Sí, bastante ración de agua habían tenido ya: sus pobres caras verdes comidas por los peces, sus uniformes putrefactos, sus placas de identificación incrustadas de algas. ¡Qué muertes!; y lo que era peor, ¡qué viajes después de la muerte!, en brigadas de cadáveres, por la Corriente del Golfo hasta este varadero desolado. Imaginé los cuerpos de los soldados, sometidos a todos los caprichos de la marea, llevados de acá para allá, encenegados en inmensas olas, hasta que fortuitamente un miembro se enganchaba en una roca, y entonces el mar dejaba de poseerlos. Descubiertos tras cada ola que retrocedía; saturados de agua y convertidos en salmuera gelatinosa, escupidos por el mar para apestar un tiempo y ser descarnados por las gaviotas.

Tuve un repentino, un mórbido deseo de pasear por la playa otra vez, provista de esta nueva información, y darles patadas a los guijarros para desenterrar algún que otro hueso.

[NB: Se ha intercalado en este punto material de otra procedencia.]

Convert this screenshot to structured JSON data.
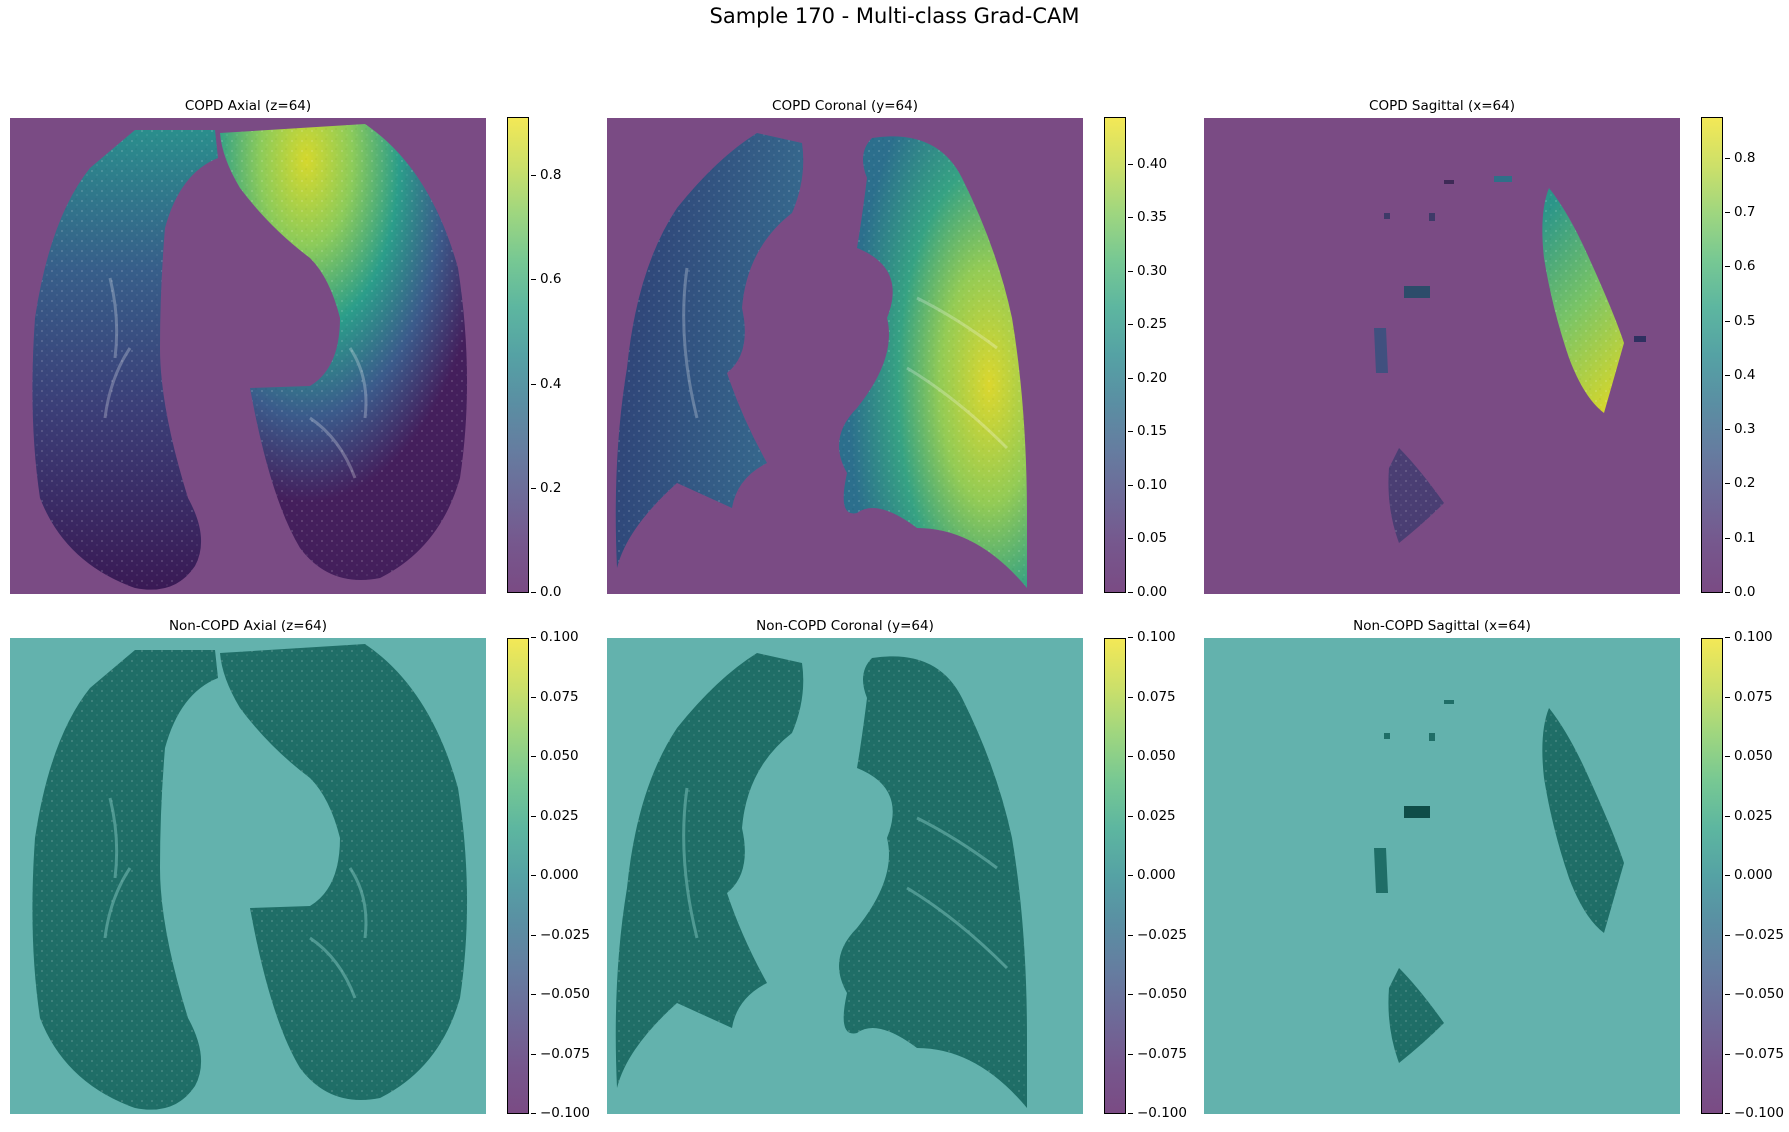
{
  "title": "Sample 170 - Multi-class Grad-CAM",
  "colors": {
    "background_copd": "#7a4b84",
    "background_noncopd": "#63b2ad",
    "lung_noncopd": "#1f6e67",
    "colormap": "viridis (alpha overlay)"
  },
  "panels": [
    {
      "title": "COPD Axial (z=64)",
      "colorbar_ticks": [
        "0.0",
        "0.2",
        "0.4",
        "0.6",
        "0.8"
      ]
    },
    {
      "title": "COPD Coronal (y=64)",
      "colorbar_ticks": [
        "0.00",
        "0.05",
        "0.10",
        "0.15",
        "0.20",
        "0.25",
        "0.30",
        "0.35",
        "0.40"
      ]
    },
    {
      "title": "COPD Sagittal (x=64)",
      "colorbar_ticks": [
        "0.0",
        "0.1",
        "0.2",
        "0.3",
        "0.4",
        "0.5",
        "0.6",
        "0.7",
        "0.8"
      ]
    },
    {
      "title": "Non-COPD Axial (z=64)",
      "colorbar_ticks": [
        "−0.100",
        "−0.075",
        "−0.050",
        "−0.025",
        "0.000",
        "0.025",
        "0.050",
        "0.075",
        "0.100"
      ]
    },
    {
      "title": "Non-COPD Coronal (y=64)",
      "colorbar_ticks": [
        "−0.100",
        "−0.075",
        "−0.050",
        "−0.025",
        "0.000",
        "0.025",
        "0.050",
        "0.075",
        "0.100"
      ]
    },
    {
      "title": "Non-COPD Sagittal (x=64)",
      "colorbar_ticks": [
        "−0.100",
        "−0.075",
        "−0.050",
        "−0.025",
        "0.000",
        "0.025",
        "0.050",
        "0.075",
        "0.100"
      ]
    }
  ]
}
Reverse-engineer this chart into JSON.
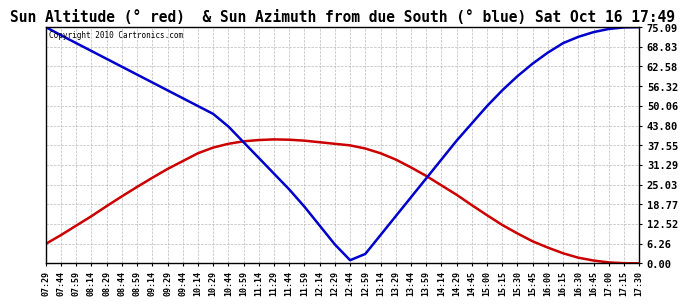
{
  "title": "Sun Altitude (° red)  & Sun Azimuth from due South (° blue) Sat Oct 16 17:49",
  "copyright": "Copyright 2010 Cartronics.com",
  "yticks": [
    0.0,
    6.26,
    12.52,
    18.77,
    25.03,
    31.29,
    37.55,
    43.8,
    50.06,
    56.32,
    62.58,
    68.83,
    75.09
  ],
  "ymax": 75.09,
  "ymin": 0.0,
  "xtick_labels": [
    "07:29",
    "07:44",
    "07:59",
    "08:14",
    "08:29",
    "08:44",
    "08:59",
    "09:14",
    "09:29",
    "09:44",
    "10:14",
    "10:29",
    "10:44",
    "10:59",
    "11:14",
    "11:29",
    "11:44",
    "11:59",
    "12:14",
    "12:29",
    "12:44",
    "12:59",
    "13:14",
    "13:29",
    "13:44",
    "13:59",
    "14:14",
    "14:29",
    "14:45",
    "15:00",
    "15:15",
    "15:30",
    "15:45",
    "16:00",
    "16:15",
    "16:30",
    "16:45",
    "17:00",
    "17:15",
    "17:30"
  ],
  "sun_altitude": [
    6.2,
    9.0,
    12.0,
    15.0,
    18.2,
    21.3,
    24.3,
    27.2,
    30.0,
    32.5,
    35.0,
    36.8,
    38.0,
    38.8,
    39.2,
    39.4,
    39.3,
    39.0,
    38.5,
    38.0,
    37.5,
    36.5,
    35.0,
    33.0,
    30.5,
    27.8,
    24.8,
    21.8,
    18.5,
    15.3,
    12.2,
    9.5,
    7.0,
    5.0,
    3.2,
    1.8,
    0.9,
    0.3,
    0.05,
    0.0
  ],
  "sun_azimuth": [
    75.09,
    72.5,
    70.0,
    67.5,
    65.0,
    62.5,
    60.0,
    57.5,
    55.0,
    52.5,
    50.0,
    47.5,
    43.5,
    38.5,
    33.5,
    28.5,
    23.5,
    18.0,
    12.0,
    6.0,
    1.0,
    3.0,
    9.0,
    15.0,
    21.0,
    27.0,
    33.0,
    39.0,
    44.5,
    50.0,
    55.0,
    59.5,
    63.5,
    67.0,
    70.0,
    72.0,
    73.5,
    74.5,
    75.0,
    75.09
  ],
  "altitude_color": "#cc0000",
  "azimuth_color": "#0000cc",
  "background_color": "#ffffff",
  "grid_color": "#aaaaaa",
  "title_fontsize": 10.5,
  "tick_label_fontsize": 6.0,
  "ytick_fontsize": 7.5
}
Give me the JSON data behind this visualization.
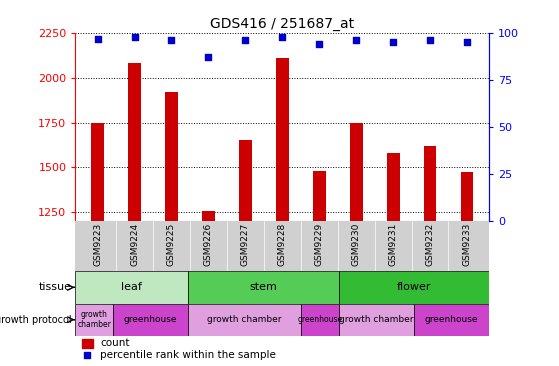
{
  "title": "GDS416 / 251687_at",
  "samples": [
    "GSM9223",
    "GSM9224",
    "GSM9225",
    "GSM9226",
    "GSM9227",
    "GSM9228",
    "GSM9229",
    "GSM9230",
    "GSM9231",
    "GSM9232",
    "GSM9233"
  ],
  "counts": [
    1750,
    2080,
    1920,
    1255,
    1650,
    2110,
    1480,
    1750,
    1580,
    1620,
    1475
  ],
  "percentiles": [
    97,
    98,
    96,
    87,
    96,
    98,
    94,
    96,
    95,
    96,
    95
  ],
  "ylim_left": [
    1200,
    2250
  ],
  "ylim_right": [
    0,
    100
  ],
  "yticks_left": [
    1250,
    1500,
    1750,
    2000,
    2250
  ],
  "yticks_right": [
    0,
    25,
    50,
    75,
    100
  ],
  "bar_color": "#cc0000",
  "dot_color": "#0000cc",
  "tissue_groups": [
    {
      "label": "leaf",
      "start": 0,
      "end": 3,
      "color": "#c0e8c0"
    },
    {
      "label": "stem",
      "start": 3,
      "end": 7,
      "color": "#55cc55"
    },
    {
      "label": "flower",
      "start": 7,
      "end": 11,
      "color": "#33bb33"
    }
  ],
  "growth_groups": [
    {
      "label": "growth\nchamber",
      "start": 0,
      "end": 1,
      "is_greenhouse": false
    },
    {
      "label": "greenhouse",
      "start": 1,
      "end": 3,
      "is_greenhouse": true
    },
    {
      "label": "growth chamber",
      "start": 3,
      "end": 6,
      "is_greenhouse": false
    },
    {
      "label": "greenhouse",
      "start": 6,
      "end": 7,
      "is_greenhouse": true
    },
    {
      "label": "growth chamber",
      "start": 7,
      "end": 9,
      "is_greenhouse": false
    },
    {
      "label": "greenhouse",
      "start": 9,
      "end": 11,
      "is_greenhouse": true
    }
  ],
  "greenhouse_color": "#cc44cc",
  "growth_chamber_color": "#e0a0e0",
  "tissue_label": "tissue",
  "growth_label": "growth protocol",
  "legend_count_label": "count",
  "legend_pct_label": "percentile rank within the sample",
  "sample_area_color": "#d0d0d0",
  "main_bg_color": "#ffffff",
  "bar_bottom": 1200
}
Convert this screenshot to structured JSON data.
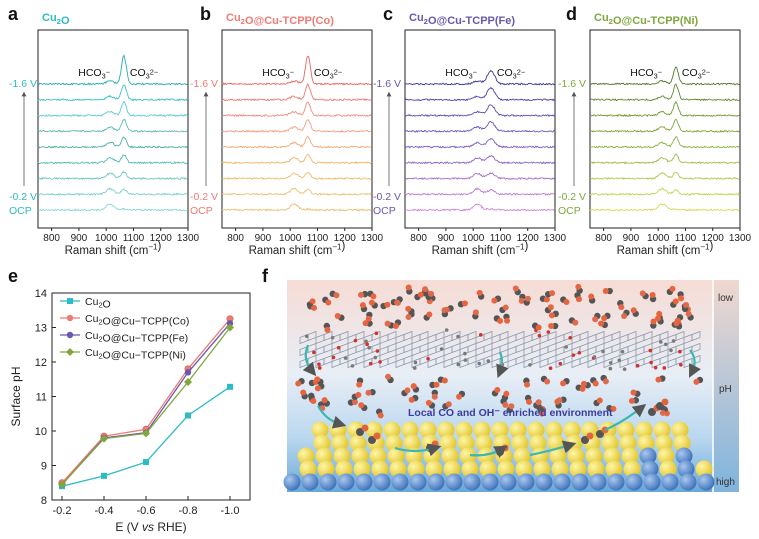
{
  "panel_letters": {
    "a": "a",
    "b": "b",
    "c": "c",
    "d": "d",
    "e": "e",
    "f": "f"
  },
  "colors": {
    "cu2o": "#2bbcc4",
    "co": "#ef7b73",
    "fe": "#6a58b0",
    "ni": "#7ea83c",
    "envtext": "#3b3ba0",
    "arrow": "#3ab7b0"
  },
  "raman_common": {
    "x_axis_label": "Raman shift (cm⁻¹)",
    "x_ticks": [
      "800",
      "900",
      "1000",
      "1100",
      "1200",
      "1300"
    ],
    "potential_top": "-1.6 V",
    "potential_bottom": "-0.2 V",
    "ocp": "OCP",
    "peak_hco3": "HCO₃⁻",
    "peak_co3": "CO₃²⁻"
  },
  "legend": [
    "Cu₂O",
    "Cu₂O@Cu−TCPP(Co)",
    "Cu₂O@Cu−TCPP(Fe)",
    "Cu₂O@Cu−TCPP(Ni)"
  ],
  "schematic": {
    "label_low": "low",
    "label_ph": "pH",
    "label_high": "high",
    "env_text": "Local CO and OH⁻ enriched environment"
  },
  "chart_data": [
    {
      "type": "line",
      "title": "Cu₂O",
      "xlabel": "Raman shift (cm⁻¹)",
      "xlim": [
        750,
        1300
      ],
      "series_labels_top_to_bottom": [
        "-1.6 V",
        "",
        "",
        "",
        "",
        "",
        "",
        "-0.2 V",
        "OCP"
      ],
      "peaks": {
        "HCO3-": 1015,
        "CO3 2-": 1065
      },
      "trace_count": 9
    },
    {
      "type": "line",
      "title": "Cu₂O@Cu-TCPP(Co)",
      "xlabel": "Raman shift (cm⁻¹)",
      "xlim": [
        750,
        1300
      ],
      "peaks": {
        "HCO3-": 1015,
        "CO3 2-": 1065
      },
      "trace_count": 9
    },
    {
      "type": "line",
      "title": "Cu₂O@Cu-TCPP(Fe)",
      "xlabel": "Raman shift (cm⁻¹)",
      "xlim": [
        750,
        1300
      ],
      "peaks": {
        "HCO3-": 1015,
        "CO3 2-": 1065
      },
      "trace_count": 9
    },
    {
      "type": "line",
      "title": "Cu₂O@Cu-TCPP(Ni)",
      "xlabel": "Raman shift (cm⁻¹)",
      "xlim": [
        750,
        1300
      ],
      "peaks": {
        "HCO3-": 1015,
        "CO3 2-": 1065
      },
      "trace_count": 9
    },
    {
      "type": "line",
      "xlabel": "E (V vs RHE)",
      "ylabel": "Surface pH",
      "categories": [
        "-0.2",
        "-0.4",
        "-0.6",
        "-0.8",
        "-1.0"
      ],
      "x": [
        -0.2,
        -0.4,
        -0.6,
        -0.8,
        -1.0
      ],
      "ylim": [
        8,
        14
      ],
      "y_ticks": [
        "8",
        "9",
        "10",
        "11",
        "12",
        "13",
        "14"
      ],
      "legend_position": "top-left",
      "series": [
        {
          "name": "Cu₂O",
          "marker": "square",
          "values": [
            8.4,
            8.7,
            9.1,
            10.45,
            11.28
          ]
        },
        {
          "name": "Cu₂O@Cu−TCPP(Co)",
          "marker": "circle",
          "values": [
            8.5,
            9.85,
            10.05,
            11.8,
            13.25
          ]
        },
        {
          "name": "Cu₂O@Cu−TCPP(Fe)",
          "marker": "circle",
          "values": [
            8.45,
            9.8,
            9.95,
            11.7,
            13.12
          ]
        },
        {
          "name": "Cu₂O@Cu−TCPP(Ni)",
          "marker": "diamond",
          "values": [
            8.45,
            9.78,
            9.93,
            11.42,
            13.0
          ]
        }
      ]
    }
  ]
}
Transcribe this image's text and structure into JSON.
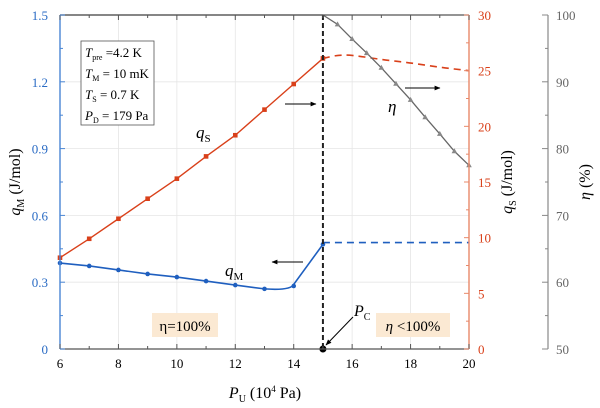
{
  "chart_data": {
    "type": "line",
    "xlabel": {
      "main": "P",
      "sub": "U",
      "rest": " (10",
      "sup": "4",
      "end": " Pa)"
    },
    "ylabel_left": {
      "main": "q",
      "sub": "M",
      "rest": " (J/mol)"
    },
    "ylabel_right": {
      "main": "q",
      "sub": "S",
      "rest": " (J/mol)"
    },
    "ylabel_right2": {
      "main": "η",
      "rest": " (%)"
    },
    "xlim": [
      6,
      20
    ],
    "ylim_left": [
      0,
      1.5
    ],
    "ylim_right": [
      0,
      30
    ],
    "ylim_right2": [
      50,
      100
    ],
    "xticks": [
      "6",
      "8",
      "10",
      "12",
      "14",
      "16",
      "18",
      "20"
    ],
    "yticks_left": [
      "0",
      "0.3",
      "0.6",
      "0.9",
      "1.2",
      "1.5"
    ],
    "yticks_right": [
      "0",
      "5",
      "10",
      "15",
      "20",
      "25",
      "30"
    ],
    "yticks_right2": [
      "50",
      "60",
      "70",
      "80",
      "90",
      "100"
    ],
    "grid": true,
    "colors": {
      "qM": "#1f5fbf",
      "qS": "#d9401a",
      "eta": "#666666",
      "left_axis": "#4a86d4",
      "right_axis": "#e8896a",
      "right2_axis": "#888888",
      "left_tick_text": "#2a6bc4",
      "right_tick_text": "#d9401a",
      "right2_tick_text": "#666666",
      "box_fill": "#fbe9d3"
    },
    "series": [
      {
        "name": "qM",
        "label": "q",
        "label_sub": "M",
        "axis": "left",
        "x": [
          6,
          7,
          8,
          9,
          10,
          11,
          12,
          13,
          14,
          15
        ],
        "y": [
          0.386,
          0.373,
          0.355,
          0.337,
          0.323,
          0.305,
          0.287,
          0.27,
          0.283,
          0.47
        ],
        "dashed_x": [
          15,
          20
        ],
        "dashed_y": [
          0.478,
          0.478
        ]
      },
      {
        "name": "qS",
        "label": "q",
        "label_sub": "S",
        "axis": "right",
        "x": [
          6,
          7,
          8,
          9,
          10,
          11,
          12,
          13,
          14,
          15
        ],
        "y": [
          8.2,
          9.9,
          11.7,
          13.5,
          15.3,
          17.3,
          19.2,
          21.5,
          23.8,
          26.1
        ],
        "dashed_x": [
          15,
          15.5,
          16,
          17,
          18,
          19,
          20
        ],
        "dashed_y": [
          26.1,
          26.4,
          26.4,
          26.0,
          25.7,
          25.3,
          25.0
        ]
      },
      {
        "name": "eta",
        "label": "η",
        "axis": "right2",
        "x": [
          6,
          15,
          15.5,
          16,
          16.5,
          17,
          17.5,
          18,
          18.5,
          19,
          19.5,
          20
        ],
        "y": [
          100,
          100,
          98.6,
          96.4,
          94.3,
          92.1,
          89.7,
          87.3,
          84.7,
          82.2,
          79.6,
          77.5
        ],
        "markers_from_index": 2
      }
    ],
    "annotations": {
      "params": [
        {
          "main": "T",
          "sub": "pre",
          "rest": " =4.2 K"
        },
        {
          "main": "T",
          "sub": "M",
          "rest": " = 10 mK"
        },
        {
          "main": "T",
          "sub": "S",
          "rest": " = 0.7 K"
        },
        {
          "main": "P",
          "sub": "D",
          "rest": " = 179 Pa"
        }
      ],
      "pc": {
        "main": "P",
        "sub": "C",
        "x": 15
      },
      "eta_full": "η=100%",
      "eta_partial_main": "η",
      "eta_partial_rest": " <100%"
    }
  }
}
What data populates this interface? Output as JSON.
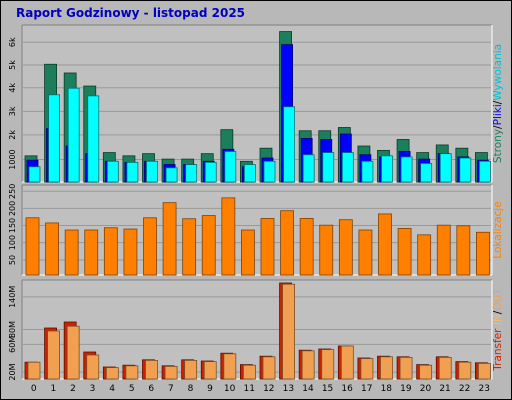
{
  "title": "Raport Godzinowy -  listopad 2025",
  "chart_data": [
    {
      "type": "bar",
      "name": "hits",
      "categories": [
        "0",
        "1",
        "2",
        "3",
        "4",
        "5",
        "6",
        "7",
        "8",
        "9",
        "10",
        "11",
        "12",
        "13",
        "14",
        "15",
        "16",
        "17",
        "18",
        "19",
        "20",
        "21",
        "22",
        "23"
      ],
      "y_ticks": [
        "1000",
        "2k",
        "3k",
        "4k",
        "5k",
        "6k"
      ],
      "ylim": [
        0,
        7200
      ],
      "series": [
        {
          "name": "Strony",
          "color": "#1a7f5a",
          "values": [
            1200,
            5400,
            5000,
            4400,
            1350,
            1200,
            1300,
            1050,
            1050,
            1300,
            2400,
            950,
            1550,
            6900,
            2350,
            2350,
            2500,
            1650,
            1450,
            1950,
            1350,
            1700,
            1550,
            1350
          ]
        },
        {
          "name": "Pliki",
          "color": "#0000ff",
          "values": [
            1000,
            2450,
            1650,
            1300,
            950,
            900,
            950,
            800,
            800,
            950,
            1500,
            700,
            1100,
            6300,
            2000,
            1950,
            2200,
            1250,
            1150,
            1400,
            1050,
            1300,
            1150,
            1000
          ]
        },
        {
          "name": "Wywolania",
          "color": "#00ffff",
          "values": [
            700,
            4000,
            4300,
            3950,
            950,
            900,
            950,
            650,
            800,
            900,
            1400,
            800,
            950,
            3450,
            1250,
            1350,
            1350,
            950,
            1200,
            1150,
            850,
            1300,
            1100,
            950
          ]
        }
      ],
      "legend": [
        "Strony",
        "/",
        "Pliki",
        "/",
        "Wywolania"
      ],
      "legend_colors": [
        "#1a7f5a",
        "#000000",
        "#0000ff",
        "#000000",
        "#00c0d0"
      ]
    },
    {
      "type": "bar",
      "name": "lokalizacje",
      "categories": [
        "0",
        "1",
        "2",
        "3",
        "4",
        "5",
        "6",
        "7",
        "8",
        "9",
        "10",
        "11",
        "12",
        "13",
        "14",
        "15",
        "16",
        "17",
        "18",
        "19",
        "20",
        "21",
        "22",
        "23"
      ],
      "y_ticks": [
        "50",
        "100",
        "150",
        "200",
        "250"
      ],
      "ylim": [
        0,
        280
      ],
      "series": [
        {
          "name": "Lokalizacje",
          "color": "#ff8000",
          "values": [
            178,
            162,
            140,
            140,
            147,
            143,
            178,
            225,
            175,
            185,
            240,
            140,
            176,
            200,
            176,
            155,
            172,
            140,
            190,
            145,
            125,
            155,
            153,
            133
          ]
        }
      ],
      "legend": [
        "Lokalizacje"
      ],
      "legend_colors": [
        "#ff8000"
      ]
    },
    {
      "type": "bar",
      "name": "transfer",
      "categories": [
        "0",
        "1",
        "2",
        "3",
        "4",
        "5",
        "6",
        "7",
        "8",
        "9",
        "10",
        "11",
        "12",
        "13",
        "14",
        "15",
        "16",
        "17",
        "18",
        "19",
        "20",
        "21",
        "22",
        "23"
      ],
      "y_ticks": [
        "20M",
        "60M",
        "80M",
        "140M"
      ],
      "ylim": [
        0,
        165
      ],
      "series": [
        {
          "name": "Transfer",
          "color": "#cc2200",
          "values": [
            28,
            85,
            95,
            45,
            20,
            23,
            32,
            22,
            32,
            30,
            43,
            24,
            38,
            160,
            48,
            50,
            55,
            35,
            38,
            37,
            24,
            37,
            29,
            27
          ]
        },
        {
          "name": "IN",
          "color": "#e8c070",
          "values": [
            0,
            0,
            0,
            0,
            0,
            0,
            0,
            0,
            0,
            0,
            0,
            0,
            0,
            0,
            0,
            0,
            0,
            0,
            0,
            0,
            0,
            0,
            0,
            0
          ]
        },
        {
          "name": "OUT",
          "color": "#f0a050",
          "values": [
            28,
            80,
            88,
            40,
            19,
            22,
            31,
            21,
            31,
            29,
            42,
            23,
            37,
            158,
            47,
            49,
            55,
            34,
            37,
            36,
            23,
            36,
            28,
            26
          ]
        }
      ],
      "legend": [
        "Transfer",
        "IN",
        "/",
        "OUT"
      ],
      "legend_colors": [
        "#cc2200",
        "#e8c070",
        "#000000",
        "#f0a050"
      ]
    }
  ]
}
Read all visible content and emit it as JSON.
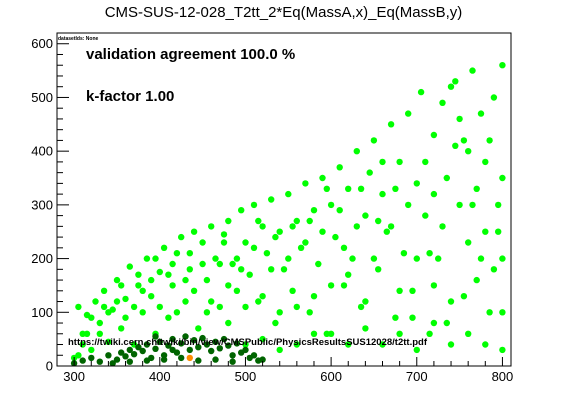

Al tiempo que tomaba forma esta idea, mi cuerpo decidió por mí. Ya estaba de pie: bajaba del
Emmanuelle.

—¿Adónde vas? —dijo Angela.

—Jonathan —murmuré, y planté un pie en el túmulo.

El hedor se explicaba mejor ahora: era el olor de los muertos. Quizá todavía eran enterrados aquí hombres ahogados, como Ray había sugerido, encajados bajo el montón de piedras. El imprudente deportista náutico, el nadador insensato, con los rostros borrados por la erosión del agua.

A mis pies, las moscas de la playa se habían vuelto menos perezosas: en vez de dejarse matar saltaban y zumbaban a mi paso, con un nuevo entusiasmo por la vida.

A Jonathan no se le veía. Sus pantalones todavía estaban sobre las piedras, en la orilla del agua, pero él había desaparecido. Miré hacia el mar; nada: ninguna cabeza meciéndose en el agua, ni recostándose, ni haciendo seña alguna.

Grité su nombre.

Mi voz pareció excitar a las moscas, que se levantaron en nubes furiosas. Jonathan no respondía.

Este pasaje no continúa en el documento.